Der Verzicht auf die Einrede der Verjährung einem späteren Zessionar gegenüber bezieht sich nur auf solche Ansprüche, die dem Zessionar im Zeitpunkt der Verzichtserklärung bereits zustanden und bezüglich derer die Aktivlegitimation dem Schädiger bekannt gewesen ist.[200]

 

Rz. 256

Der Verjährungsverzicht ist grundsätzlich nur bilateral und gilt nicht für etwaige Rechtsnachfolger (siehe Rdn 213).
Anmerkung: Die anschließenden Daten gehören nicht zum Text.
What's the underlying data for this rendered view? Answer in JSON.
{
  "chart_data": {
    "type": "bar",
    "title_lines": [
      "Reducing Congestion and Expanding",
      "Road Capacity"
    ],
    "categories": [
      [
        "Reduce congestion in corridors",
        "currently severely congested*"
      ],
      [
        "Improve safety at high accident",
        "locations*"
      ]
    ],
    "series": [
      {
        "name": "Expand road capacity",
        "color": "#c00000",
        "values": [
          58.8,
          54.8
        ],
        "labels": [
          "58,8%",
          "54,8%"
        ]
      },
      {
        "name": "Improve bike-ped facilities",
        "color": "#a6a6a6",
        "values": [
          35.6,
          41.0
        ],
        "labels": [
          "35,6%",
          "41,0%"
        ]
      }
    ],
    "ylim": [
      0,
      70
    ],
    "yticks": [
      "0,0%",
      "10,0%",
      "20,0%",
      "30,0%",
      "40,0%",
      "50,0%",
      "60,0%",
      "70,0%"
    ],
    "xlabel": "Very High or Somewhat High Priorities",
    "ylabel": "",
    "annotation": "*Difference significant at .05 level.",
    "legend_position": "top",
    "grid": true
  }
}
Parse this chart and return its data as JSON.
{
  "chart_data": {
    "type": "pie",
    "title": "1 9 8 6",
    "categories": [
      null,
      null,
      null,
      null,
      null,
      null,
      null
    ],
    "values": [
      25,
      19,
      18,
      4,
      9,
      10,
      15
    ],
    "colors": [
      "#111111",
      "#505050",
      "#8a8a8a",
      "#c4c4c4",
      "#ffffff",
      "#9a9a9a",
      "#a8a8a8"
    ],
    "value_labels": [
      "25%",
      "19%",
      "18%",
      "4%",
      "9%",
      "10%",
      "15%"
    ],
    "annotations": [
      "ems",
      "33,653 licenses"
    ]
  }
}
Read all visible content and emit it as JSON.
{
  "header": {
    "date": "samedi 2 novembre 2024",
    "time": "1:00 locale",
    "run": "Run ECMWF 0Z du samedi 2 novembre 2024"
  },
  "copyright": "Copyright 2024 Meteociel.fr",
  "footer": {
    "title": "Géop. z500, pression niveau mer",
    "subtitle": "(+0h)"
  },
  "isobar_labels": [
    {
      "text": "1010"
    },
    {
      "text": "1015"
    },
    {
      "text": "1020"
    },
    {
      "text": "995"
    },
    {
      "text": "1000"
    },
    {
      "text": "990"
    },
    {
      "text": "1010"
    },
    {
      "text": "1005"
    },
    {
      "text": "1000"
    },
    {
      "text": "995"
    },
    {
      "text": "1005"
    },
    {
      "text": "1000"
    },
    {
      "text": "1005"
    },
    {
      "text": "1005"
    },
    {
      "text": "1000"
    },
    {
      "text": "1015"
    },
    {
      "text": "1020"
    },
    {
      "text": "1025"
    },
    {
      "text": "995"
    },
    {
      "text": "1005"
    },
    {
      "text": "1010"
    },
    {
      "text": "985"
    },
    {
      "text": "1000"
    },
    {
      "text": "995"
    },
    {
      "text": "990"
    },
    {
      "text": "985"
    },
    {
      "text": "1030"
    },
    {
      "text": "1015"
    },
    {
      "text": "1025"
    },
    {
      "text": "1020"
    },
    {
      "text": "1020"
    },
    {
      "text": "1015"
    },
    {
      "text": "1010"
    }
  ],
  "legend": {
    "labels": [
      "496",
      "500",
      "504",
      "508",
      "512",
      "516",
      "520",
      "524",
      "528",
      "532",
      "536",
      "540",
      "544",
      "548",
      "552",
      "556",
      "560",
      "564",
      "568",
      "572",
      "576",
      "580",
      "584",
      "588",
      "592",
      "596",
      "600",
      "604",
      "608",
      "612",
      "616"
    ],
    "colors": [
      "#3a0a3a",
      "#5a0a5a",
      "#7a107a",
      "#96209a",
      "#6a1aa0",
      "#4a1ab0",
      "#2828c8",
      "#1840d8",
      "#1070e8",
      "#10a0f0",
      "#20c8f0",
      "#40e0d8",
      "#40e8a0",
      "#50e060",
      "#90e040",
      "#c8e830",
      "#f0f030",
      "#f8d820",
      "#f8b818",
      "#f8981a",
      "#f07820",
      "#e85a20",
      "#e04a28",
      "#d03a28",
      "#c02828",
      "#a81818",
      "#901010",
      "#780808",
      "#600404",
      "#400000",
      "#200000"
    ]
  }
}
[192] BGH v. 18.9.2007 – XI ZR 447/06 – BB 2007, 2591 = VersR 2008, 366. Palandt-Ellenberger, 76. Aufl. 2017, § 204 BGB Rn 5.
[193] BGH v. 18.9.2007 – XI ZR 447/06 – BB 2007, 2591 = VersR 2008, 366; OLG Brandenburg v. 16.2.2005 – 9 WF 38/05 – FamRZ 2005, 1994 (nur Ls.) = NJW-RR 2005, 871.
[194] BGH v. 19.10.2005 – IV ZR 89/05 – NJW 2006, 298 = VersR 2006, 57, BGH v. 21.11.1996 – IX ZR 159/95 – MDR 1997, 294 = NJW 1997, 516 = VersR 1997, 631.
[195] BGH v. 19.10.2005 – IV ZR 89/05 – NJW 2006, 298 = VersR 2006, 57.
[196] Halm/Hauser, Anm. zu OLG Frankfurt v. 3.7.2012 – 10 U 215/10 – DAR 2013, 85.
[197] Jahnke/Burmann-Lemcke, Handbuch des Personenschadensrechts, 1. Aufl. 2016, Kap. 6 Rn 760 m.w.N.
[198] BGH v. 18.9.2007 – XI ZR 447/06 – BB 2007, 2591 = FamRZ 2008, 49 = MDR 2008, 94 = NJW-Spezial 2007, 573 = VersR 2008, 366 = WM 2007, 2230 = ZIP 2007, 2206.
[199] BGH v. 7.5.2014/15.4.2015 – XII ZB 141/13 – MDR 2014, 920 = NJW 2014, 2267 = openJur 2014, 13642 = WM 2014, 2130.
[200] BGH v. 23.11.1976 – VI ZR 191/74 – MDR 1977, 384 = VersR 1977, 227. Siehe auch BGH v. 1.7.2014 – VI ZR 391/13 – GesR 2014, 601 = jurisPR-VerkR 24/2014 Anm. 2 (Anm. Jahnke) = MDR 2014, 1201 = openJur 2014, 19785 = r+s 2014, 525 = SP 2014, 373 = UV-Recht Aktuell 2014, 773 = VersR 2014, 1226 = zfs 2015, 80.